That time the RAID cards synced up
The Problem
It's Hadoopland. I hear the grumbles about a weekly occurrence; the cluster goes to shit on the weekends. How many weeks? Long enough to be certain it's weekly!
Investigation!
Any time I hear about a periodic occurrence, cron
springs to mind. Well... cron-like things. Systemd timers, runit tasks, containers, the uszh. I found loads of cron jobs. None of them set to get upset on the weekend though.
Serendipity
I was following the existing efforts in Slack when a thread caught my eye: discussion about our 'RAID' setup... was actually JBOD! (duh duh DUH!).
The setup becomes clearer. Each machine has a dozen or so disks, one of which is an operating sytem drive. The rest are configured as Just a Bunch of Disks (JBOD). Not a faux-JBOD with a bunch of single-disk RAID-0s either! This isn't actually surprising in any way; Hadoop was set to use each spindle on its own and handle failures all the way up at the HDFS layer.

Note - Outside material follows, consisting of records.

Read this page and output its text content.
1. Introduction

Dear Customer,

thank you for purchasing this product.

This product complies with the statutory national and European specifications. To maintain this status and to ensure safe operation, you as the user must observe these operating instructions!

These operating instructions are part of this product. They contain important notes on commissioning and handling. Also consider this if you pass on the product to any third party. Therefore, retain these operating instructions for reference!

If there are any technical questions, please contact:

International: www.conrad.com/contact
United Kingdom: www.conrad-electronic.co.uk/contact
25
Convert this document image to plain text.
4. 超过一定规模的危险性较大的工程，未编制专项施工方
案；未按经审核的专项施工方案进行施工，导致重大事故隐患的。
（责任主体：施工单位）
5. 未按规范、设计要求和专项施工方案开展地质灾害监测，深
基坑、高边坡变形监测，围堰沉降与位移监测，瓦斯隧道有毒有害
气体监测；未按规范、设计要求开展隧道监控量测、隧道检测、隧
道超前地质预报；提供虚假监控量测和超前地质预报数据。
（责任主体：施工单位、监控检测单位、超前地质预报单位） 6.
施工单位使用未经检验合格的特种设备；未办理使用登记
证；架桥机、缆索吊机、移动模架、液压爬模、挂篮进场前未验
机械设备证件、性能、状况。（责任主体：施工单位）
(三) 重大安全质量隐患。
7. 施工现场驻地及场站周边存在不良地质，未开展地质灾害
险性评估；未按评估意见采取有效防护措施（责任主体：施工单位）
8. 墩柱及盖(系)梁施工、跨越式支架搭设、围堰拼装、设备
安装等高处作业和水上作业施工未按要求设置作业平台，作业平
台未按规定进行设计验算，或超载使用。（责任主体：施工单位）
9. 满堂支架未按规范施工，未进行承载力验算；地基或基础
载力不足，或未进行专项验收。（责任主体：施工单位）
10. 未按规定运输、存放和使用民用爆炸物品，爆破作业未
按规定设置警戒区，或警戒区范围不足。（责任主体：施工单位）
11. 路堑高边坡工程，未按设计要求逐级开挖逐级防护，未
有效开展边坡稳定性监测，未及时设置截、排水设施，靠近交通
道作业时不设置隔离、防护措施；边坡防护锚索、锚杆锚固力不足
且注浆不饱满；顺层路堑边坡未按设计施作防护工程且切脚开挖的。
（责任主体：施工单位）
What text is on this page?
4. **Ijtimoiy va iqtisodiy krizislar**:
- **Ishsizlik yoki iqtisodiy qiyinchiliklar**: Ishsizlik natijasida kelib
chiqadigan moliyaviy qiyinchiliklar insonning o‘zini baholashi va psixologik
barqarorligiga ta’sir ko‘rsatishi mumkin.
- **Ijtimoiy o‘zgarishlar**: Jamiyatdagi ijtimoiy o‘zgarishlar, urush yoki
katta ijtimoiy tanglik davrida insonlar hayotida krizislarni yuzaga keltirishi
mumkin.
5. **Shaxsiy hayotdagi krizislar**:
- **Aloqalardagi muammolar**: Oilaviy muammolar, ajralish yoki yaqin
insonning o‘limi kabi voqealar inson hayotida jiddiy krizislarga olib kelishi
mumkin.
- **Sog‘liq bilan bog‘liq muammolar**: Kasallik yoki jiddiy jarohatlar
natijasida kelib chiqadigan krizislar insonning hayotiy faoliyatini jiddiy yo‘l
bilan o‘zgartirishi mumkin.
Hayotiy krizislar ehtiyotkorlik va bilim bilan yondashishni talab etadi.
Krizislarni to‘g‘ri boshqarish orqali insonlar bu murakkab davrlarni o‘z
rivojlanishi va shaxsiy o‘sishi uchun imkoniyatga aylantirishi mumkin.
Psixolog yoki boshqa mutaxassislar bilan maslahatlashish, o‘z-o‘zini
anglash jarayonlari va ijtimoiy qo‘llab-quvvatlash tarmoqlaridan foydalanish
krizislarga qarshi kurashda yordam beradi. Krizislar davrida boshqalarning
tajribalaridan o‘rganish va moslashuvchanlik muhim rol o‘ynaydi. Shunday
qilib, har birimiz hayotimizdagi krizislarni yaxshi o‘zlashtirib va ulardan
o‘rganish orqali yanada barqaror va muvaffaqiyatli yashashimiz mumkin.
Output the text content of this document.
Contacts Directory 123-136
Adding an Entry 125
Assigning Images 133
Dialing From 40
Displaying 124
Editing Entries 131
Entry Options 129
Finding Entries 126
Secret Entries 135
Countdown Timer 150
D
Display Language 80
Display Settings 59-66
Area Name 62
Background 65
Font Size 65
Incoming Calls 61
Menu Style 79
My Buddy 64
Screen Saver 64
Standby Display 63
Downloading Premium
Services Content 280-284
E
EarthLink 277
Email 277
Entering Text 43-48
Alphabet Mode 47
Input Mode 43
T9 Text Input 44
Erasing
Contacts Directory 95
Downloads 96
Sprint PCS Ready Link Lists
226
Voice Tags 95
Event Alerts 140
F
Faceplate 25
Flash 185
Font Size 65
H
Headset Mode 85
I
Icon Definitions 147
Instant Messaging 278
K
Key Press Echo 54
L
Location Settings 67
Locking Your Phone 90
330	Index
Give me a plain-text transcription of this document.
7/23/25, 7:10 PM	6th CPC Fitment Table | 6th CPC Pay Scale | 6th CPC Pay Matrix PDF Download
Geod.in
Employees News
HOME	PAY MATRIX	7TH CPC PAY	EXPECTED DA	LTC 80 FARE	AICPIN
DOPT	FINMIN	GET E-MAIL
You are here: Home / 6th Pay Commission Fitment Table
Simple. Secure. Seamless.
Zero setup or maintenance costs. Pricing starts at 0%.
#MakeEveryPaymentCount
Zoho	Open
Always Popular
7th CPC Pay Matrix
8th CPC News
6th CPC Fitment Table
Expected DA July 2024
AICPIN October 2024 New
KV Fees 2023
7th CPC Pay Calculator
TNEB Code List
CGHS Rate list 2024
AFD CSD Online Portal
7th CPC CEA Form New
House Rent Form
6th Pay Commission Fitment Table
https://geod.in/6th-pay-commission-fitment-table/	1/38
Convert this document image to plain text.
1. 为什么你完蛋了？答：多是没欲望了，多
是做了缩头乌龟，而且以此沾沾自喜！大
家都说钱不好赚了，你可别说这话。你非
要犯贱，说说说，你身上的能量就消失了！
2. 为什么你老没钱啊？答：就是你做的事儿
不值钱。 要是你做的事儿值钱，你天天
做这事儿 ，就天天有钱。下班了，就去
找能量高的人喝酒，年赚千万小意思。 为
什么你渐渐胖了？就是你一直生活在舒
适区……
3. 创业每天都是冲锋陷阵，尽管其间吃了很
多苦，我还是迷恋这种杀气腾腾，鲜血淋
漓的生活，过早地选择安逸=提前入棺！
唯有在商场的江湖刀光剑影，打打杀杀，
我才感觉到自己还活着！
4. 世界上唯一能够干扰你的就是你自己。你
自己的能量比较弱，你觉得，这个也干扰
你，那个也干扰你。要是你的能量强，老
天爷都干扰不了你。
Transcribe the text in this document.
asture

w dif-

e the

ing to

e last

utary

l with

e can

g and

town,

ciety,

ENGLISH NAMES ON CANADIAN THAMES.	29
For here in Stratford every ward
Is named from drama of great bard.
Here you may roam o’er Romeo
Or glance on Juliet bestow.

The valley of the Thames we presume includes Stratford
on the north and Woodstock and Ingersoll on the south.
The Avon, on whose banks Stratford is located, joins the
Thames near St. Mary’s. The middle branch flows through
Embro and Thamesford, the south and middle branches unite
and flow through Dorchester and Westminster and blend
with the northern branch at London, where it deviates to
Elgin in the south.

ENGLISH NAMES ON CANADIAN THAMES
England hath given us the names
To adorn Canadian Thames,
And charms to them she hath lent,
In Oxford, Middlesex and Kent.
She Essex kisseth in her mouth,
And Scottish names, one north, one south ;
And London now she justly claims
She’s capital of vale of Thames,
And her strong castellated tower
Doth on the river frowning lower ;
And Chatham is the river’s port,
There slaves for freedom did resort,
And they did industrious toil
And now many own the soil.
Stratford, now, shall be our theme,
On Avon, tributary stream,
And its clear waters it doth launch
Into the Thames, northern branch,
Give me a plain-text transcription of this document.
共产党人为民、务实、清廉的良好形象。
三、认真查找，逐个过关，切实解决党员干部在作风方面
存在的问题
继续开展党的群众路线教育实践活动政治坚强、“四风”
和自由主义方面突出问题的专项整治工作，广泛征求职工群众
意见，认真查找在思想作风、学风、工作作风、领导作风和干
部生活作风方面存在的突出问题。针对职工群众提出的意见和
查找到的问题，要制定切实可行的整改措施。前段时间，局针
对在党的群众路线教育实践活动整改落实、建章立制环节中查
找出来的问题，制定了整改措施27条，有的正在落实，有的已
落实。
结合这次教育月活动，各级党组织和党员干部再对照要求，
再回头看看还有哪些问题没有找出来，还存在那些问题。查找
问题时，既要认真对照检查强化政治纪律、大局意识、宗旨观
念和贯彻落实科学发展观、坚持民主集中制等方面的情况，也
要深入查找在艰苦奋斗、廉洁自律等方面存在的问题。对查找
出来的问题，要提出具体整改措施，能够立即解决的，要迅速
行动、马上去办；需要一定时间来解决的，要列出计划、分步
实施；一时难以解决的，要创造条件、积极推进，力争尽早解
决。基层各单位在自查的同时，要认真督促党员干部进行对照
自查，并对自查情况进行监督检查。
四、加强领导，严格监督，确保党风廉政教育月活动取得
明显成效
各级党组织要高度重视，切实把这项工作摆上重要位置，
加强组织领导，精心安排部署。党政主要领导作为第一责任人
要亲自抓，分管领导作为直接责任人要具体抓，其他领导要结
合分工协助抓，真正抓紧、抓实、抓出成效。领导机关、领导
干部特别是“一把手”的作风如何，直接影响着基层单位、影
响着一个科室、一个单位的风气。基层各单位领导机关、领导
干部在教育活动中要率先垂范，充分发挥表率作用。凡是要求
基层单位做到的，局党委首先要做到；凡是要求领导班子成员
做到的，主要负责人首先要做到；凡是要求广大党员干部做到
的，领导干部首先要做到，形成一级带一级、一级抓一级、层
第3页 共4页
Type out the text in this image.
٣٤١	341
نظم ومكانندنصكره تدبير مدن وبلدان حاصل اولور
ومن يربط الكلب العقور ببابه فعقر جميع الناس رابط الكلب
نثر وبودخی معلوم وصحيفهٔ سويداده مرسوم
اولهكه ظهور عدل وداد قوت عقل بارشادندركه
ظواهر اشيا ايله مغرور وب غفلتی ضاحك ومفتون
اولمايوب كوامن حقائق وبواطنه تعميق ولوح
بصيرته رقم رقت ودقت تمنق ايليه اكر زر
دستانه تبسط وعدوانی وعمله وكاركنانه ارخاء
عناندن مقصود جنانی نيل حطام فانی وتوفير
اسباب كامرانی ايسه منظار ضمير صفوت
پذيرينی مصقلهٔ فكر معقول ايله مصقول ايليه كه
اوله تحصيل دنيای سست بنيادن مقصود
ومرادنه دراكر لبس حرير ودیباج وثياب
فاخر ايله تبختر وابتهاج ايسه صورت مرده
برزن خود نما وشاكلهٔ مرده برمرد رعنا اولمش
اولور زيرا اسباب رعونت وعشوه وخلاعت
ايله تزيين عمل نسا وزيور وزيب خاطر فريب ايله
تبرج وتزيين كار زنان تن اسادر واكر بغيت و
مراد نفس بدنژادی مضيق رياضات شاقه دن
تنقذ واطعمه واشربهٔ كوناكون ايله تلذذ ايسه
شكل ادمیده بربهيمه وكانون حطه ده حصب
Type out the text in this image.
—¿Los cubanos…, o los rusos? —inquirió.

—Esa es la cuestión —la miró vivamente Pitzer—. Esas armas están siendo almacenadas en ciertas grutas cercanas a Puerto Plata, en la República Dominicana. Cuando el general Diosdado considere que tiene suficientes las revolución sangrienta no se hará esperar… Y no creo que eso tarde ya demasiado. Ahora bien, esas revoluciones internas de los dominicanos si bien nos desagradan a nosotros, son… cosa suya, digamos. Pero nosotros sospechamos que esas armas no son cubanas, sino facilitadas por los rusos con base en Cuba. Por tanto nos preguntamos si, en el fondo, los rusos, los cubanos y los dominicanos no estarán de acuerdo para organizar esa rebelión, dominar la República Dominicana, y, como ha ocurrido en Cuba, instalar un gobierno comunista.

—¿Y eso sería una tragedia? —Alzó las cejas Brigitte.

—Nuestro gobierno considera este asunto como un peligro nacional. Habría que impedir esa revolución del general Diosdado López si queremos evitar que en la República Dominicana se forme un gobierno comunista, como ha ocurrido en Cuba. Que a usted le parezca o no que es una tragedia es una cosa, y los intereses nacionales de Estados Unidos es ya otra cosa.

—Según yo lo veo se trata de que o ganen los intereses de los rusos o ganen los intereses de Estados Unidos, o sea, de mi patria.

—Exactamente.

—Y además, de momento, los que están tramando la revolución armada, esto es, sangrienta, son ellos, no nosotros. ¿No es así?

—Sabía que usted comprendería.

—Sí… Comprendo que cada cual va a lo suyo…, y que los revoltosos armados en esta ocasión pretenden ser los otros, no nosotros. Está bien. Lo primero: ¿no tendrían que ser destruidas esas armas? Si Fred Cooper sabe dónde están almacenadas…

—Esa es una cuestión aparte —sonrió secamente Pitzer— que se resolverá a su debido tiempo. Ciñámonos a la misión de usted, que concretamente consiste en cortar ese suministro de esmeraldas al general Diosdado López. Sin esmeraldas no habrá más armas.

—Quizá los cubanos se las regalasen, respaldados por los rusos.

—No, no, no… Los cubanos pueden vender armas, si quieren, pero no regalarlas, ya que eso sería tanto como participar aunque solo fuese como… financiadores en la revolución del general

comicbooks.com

By sheer luck, I had been perusing the manuals for the RAID cards. They have this feature called 'Patrol Reads'. To make a long story bearable, the card itself will scan all the disks as part of an early detection scheme. This extra read load has performance implications, so these controllers politely wait until a lesser-loaded time to impose on the disks.
Hypothesis
The RAID cards are doing their patrol reads on the weekend, and the extra load is causing the disks to fall behind on their HDFS replication.
Testing
To collect data, I wrote a script to poll the RAID cards for their patrol read status. I fed this to DataDog and whipped up some graphs.